75 % de la population en ville en 2050

1er mai 2010, inauguration de l’exposition universelle de Shanghaï. Une palette de pavillons, un portrait de régions, un éventail d’intentions, tous animés par une unique ambition. « Better city, better life » et la signature d’un manifeste de la ville idéale. La promesse d’un voyage urbain pour repenser les centres de demain.

« Une ville meilleure, pour une vie meilleure », un pari osé et partagé par la firme américaine Navigant Research qui révèle, dans une récente étude consacrée aux smart cities, que les citadins ne seront plus 3,6 mais 6,3 milliards dans le monde en 2050.

Si l’on sait cette urbanisation croissante être un facteur d’homogénéisation des modes de vie, on s’inquiète de la source de menaces qu’elle incarne en matière environnementale.

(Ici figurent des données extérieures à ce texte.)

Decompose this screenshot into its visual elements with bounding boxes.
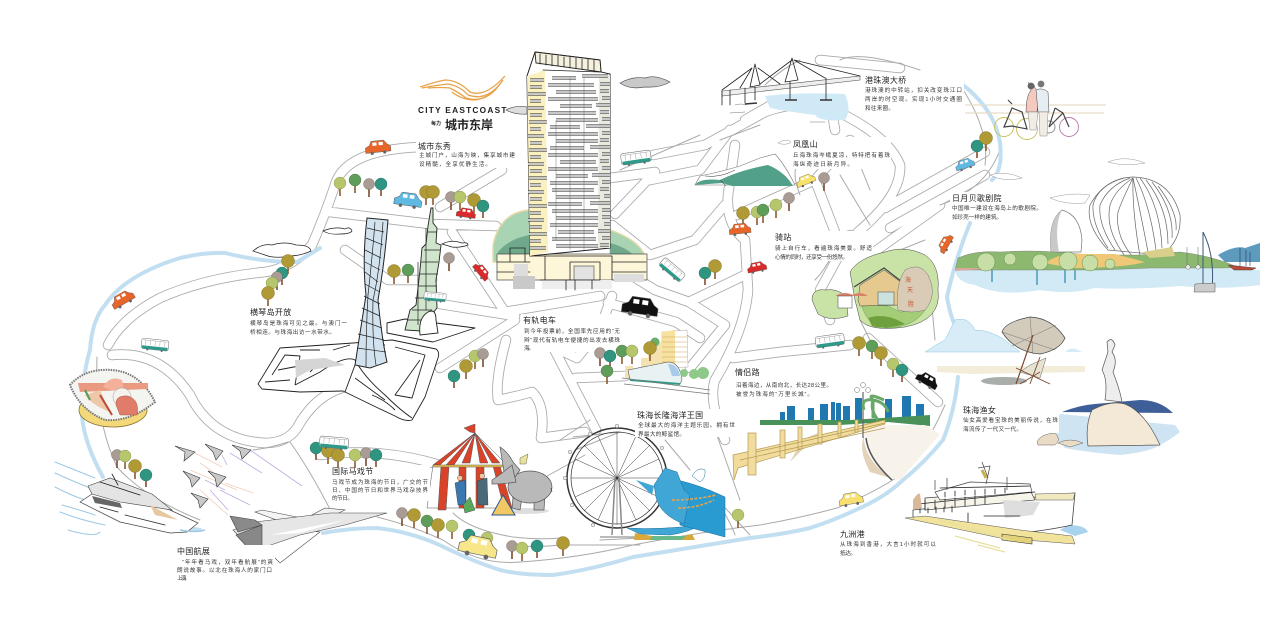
text: circus festival: 日、中国的节日和世界马戏杂技界: [332, 486, 428, 494]
logo: City Eastcoast: CITY EASTCOAST: [418, 105, 508, 115]
illustration: jet formation: [175, 444, 387, 563]
red sailboat: [1228, 265, 1256, 270]
illustration: Jiuzhou port ferry: [905, 462, 1088, 552]
couple: [1026, 81, 1049, 136]
skyscraper: twisted blue tower: [355, 218, 388, 368]
text: ocean kingdom: 珠海长隆海洋王国: [637, 410, 703, 420]
text: fisher girl: 珠海渔女: [963, 405, 996, 415]
elephant: [492, 447, 552, 514]
logo: City Eastcoast: 每力: [431, 120, 441, 127]
small shell: [1050, 210, 1082, 252]
trees: [112, 132, 992, 561]
skyscraper: green stepped tower: [405, 208, 441, 335]
text: city show: [416, 140, 518, 168]
text: Hengqin: 横琴岛是珠海可见之最。与澳门一: [250, 319, 347, 327]
illustration: garden cottage with rock: 海: [905, 276, 911, 284]
text: Hengqin: 横琴岛开放: [250, 307, 292, 317]
carved rock: [897, 267, 932, 312]
park land: [955, 251, 1240, 270]
text: opera house: 如珍壳一样的建筑。: [952, 213, 1002, 221]
big shell: [1089, 177, 1180, 256]
text: Jiuzhou port: [838, 529, 938, 557]
text: air show: 上演。: [177, 574, 190, 582]
text: cycling: 骑站: [775, 232, 792, 242]
text: circus festival: [330, 465, 430, 502]
illustration: ocean kingdom whale: [627, 468, 725, 540]
illustration: Phoenix mountain: [695, 154, 795, 186]
text: Hengqin: [248, 305, 348, 336]
text: Phoenix mountain: [791, 137, 891, 169]
text: circus festival: 马戏节成为珠海的节日，广交的节: [332, 478, 428, 486]
main jet: [230, 508, 387, 563]
skyline: [780, 396, 924, 420]
text: bridge: 和往来圈。: [865, 104, 894, 112]
text: lovers road: [733, 366, 835, 398]
logo waves: [420, 76, 505, 100]
text: city show: 主城门户，山海为映，集享城市建: [419, 151, 515, 159]
complex: Hengqin plaza plan: [258, 319, 475, 420]
text: tram: [521, 314, 622, 352]
text: bridge: 港珠澳大桥: [865, 75, 906, 85]
text: fisher girl: 仙女高爱看宝珠的美丽传说，在珠: [963, 416, 1058, 424]
illustration: seafood platter: [70, 370, 155, 427]
text: Phoenix mountain: 凤凰山: [793, 139, 818, 149]
podium base: [493, 210, 647, 290]
illustration: yacht: [55, 462, 205, 535]
text: lovers road: 情侣路: [735, 367, 760, 377]
text: air show: [175, 545, 275, 582]
tower body: [527, 52, 610, 256]
text: tram: 有轨电车: [523, 315, 556, 325]
illustration: garden cottage with rock: [812, 249, 938, 328]
text: ocean kingdom: [635, 409, 737, 438]
text: air show: 中国航展: [177, 546, 210, 556]
text: Jiuzhou port: 抵达。: [840, 549, 856, 557]
illustration: beach umbrella: [925, 317, 1085, 385]
text: Jiuzhou port: 从珠海到香港，大言1小时就可以: [840, 540, 936, 548]
text: Phoenix mountain: 海纵奇迹日新月异。: [793, 160, 853, 168]
white sailboat: [1203, 232, 1213, 290]
bicycle: [994, 100, 1078, 140]
illustration: Sun Moon Shell opera house: [955, 177, 1260, 293]
text: ocean kingdom: 界最大的鲸鲨馆。: [638, 430, 685, 438]
performers: [455, 473, 488, 513]
text: bridge: 两岸的时空观。实现1小时交通圈: [865, 95, 962, 103]
tent: [427, 424, 515, 510]
trails: [190, 450, 302, 515]
building: city eastcoast tower: [493, 52, 647, 290]
illustration: tram and station: [622, 330, 710, 394]
logo: City Eastcoast: [418, 76, 508, 132]
drum: [492, 495, 515, 515]
illustration: couple with bicycles: [965, 81, 1106, 140]
text: bridge: 港珠澳的中转站，扣关改变珠江口: [865, 86, 962, 94]
illustration: circus tent and elephant: [427, 424, 552, 515]
text: Hengqin: 桥相连。与珠海出访一水带水。: [250, 328, 335, 336]
clouds: [253, 77, 1145, 257]
text: tram: 到今年投票前，全国率先应用的“无: [524, 327, 620, 335]
illustration: Zhuhai fisher girl: [1037, 340, 1180, 455]
logo: City Eastcoast: 城市东岸: [445, 117, 493, 132]
bridge: Hong Kong-Zhuhai-Macao: [722, 58, 860, 122]
illustration: ferris wheel: [563, 424, 667, 537]
text: lovers road: 沿着海边，从南向北，长达28公里。: [736, 381, 832, 389]
street lamp and palm: [854, 382, 888, 438]
text: fisher girl: [961, 405, 1059, 433]
text: lovers road: 被誉为珠海的“万里长城”。: [736, 390, 813, 398]
balustrade: [733, 420, 885, 480]
text: opera house: [950, 192, 1044, 221]
text: circus festival: 国际马戏节: [332, 466, 374, 476]
text: tram: 辫”现代有轨电车便捷的出发去横珠: [524, 336, 620, 344]
vehicles: [109, 139, 976, 561]
ground: [860, 425, 940, 480]
small jets: [175, 444, 251, 508]
text: city show: 城市东秀: [418, 141, 451, 151]
text: opera house: 中国唯一建设在海岛上的歌剧院。: [952, 204, 1042, 212]
text: cycling: [773, 231, 873, 261]
text: air show: 朗说故事。以北在珠海人的家门口: [177, 566, 272, 574]
text: air show: “年年看马戏，双年看航展”的爽: [182, 558, 273, 566]
text: cycling: 骑上自行车，看遍珠海美景。舒适: [775, 244, 872, 252]
text: Jiuzhou port: 九洲港: [840, 529, 865, 539]
text: tram: 海。: [524, 344, 534, 352]
water: [955, 267, 1260, 293]
text: Phoenix mountain: 丘海珠海岑峨夏凉，特特把有着珠: [793, 151, 890, 159]
road network: [97, 57, 1000, 563]
illustration: garden cottage with rock: 天: [907, 287, 913, 294]
illustration: garden cottage with rock: 胜: [908, 300, 914, 308]
text: fisher girl: 海流传了一代又一代。: [963, 425, 1022, 433]
text: city show: 设精髓，全享优静生活。: [419, 160, 491, 168]
illustration: lovers road promenade: [733, 382, 940, 480]
coastline river: [82, 85, 1001, 575]
text: ocean kingdom: 全球最大的海洋主题乐园。拥有世: [638, 421, 735, 429]
text: bridge: [862, 74, 964, 112]
text: cycling: 心情的同时，还享受一份悠然。: [775, 253, 848, 261]
text: circus festival: 的节日。: [332, 494, 353, 502]
mountains: [1218, 243, 1260, 262]
text: opera house: 日月贝歌剧院: [952, 193, 1002, 203]
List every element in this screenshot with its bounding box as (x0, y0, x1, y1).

C’est en effet dans les mégalopoles urbaines qu’a lieu l’essentiel des émissions de gaz à effet de serre. En France, Nicolas Blanc, responsable innovation et développement durable du groupe Caisse des dépôts, précise que « l’urbain représente déjà 80% de la population, 75% de l’énergie finale consommée et les deux tiers des émissions des gaz à effet de serre ». Un challenge environnemental donc, sans que soient oubliées des préoccupations telles que la dégradation de la qualité de l’air, l’affaiblissement des ressources énergétiques, le réchauffement climatique ainsi que les impacts sur la santé publique, l’alimentation et la gestion des déchets. Autant de défis qui invitent à une prise de conscience collective pour améliorer la gouvernance de l’aménagement urbain.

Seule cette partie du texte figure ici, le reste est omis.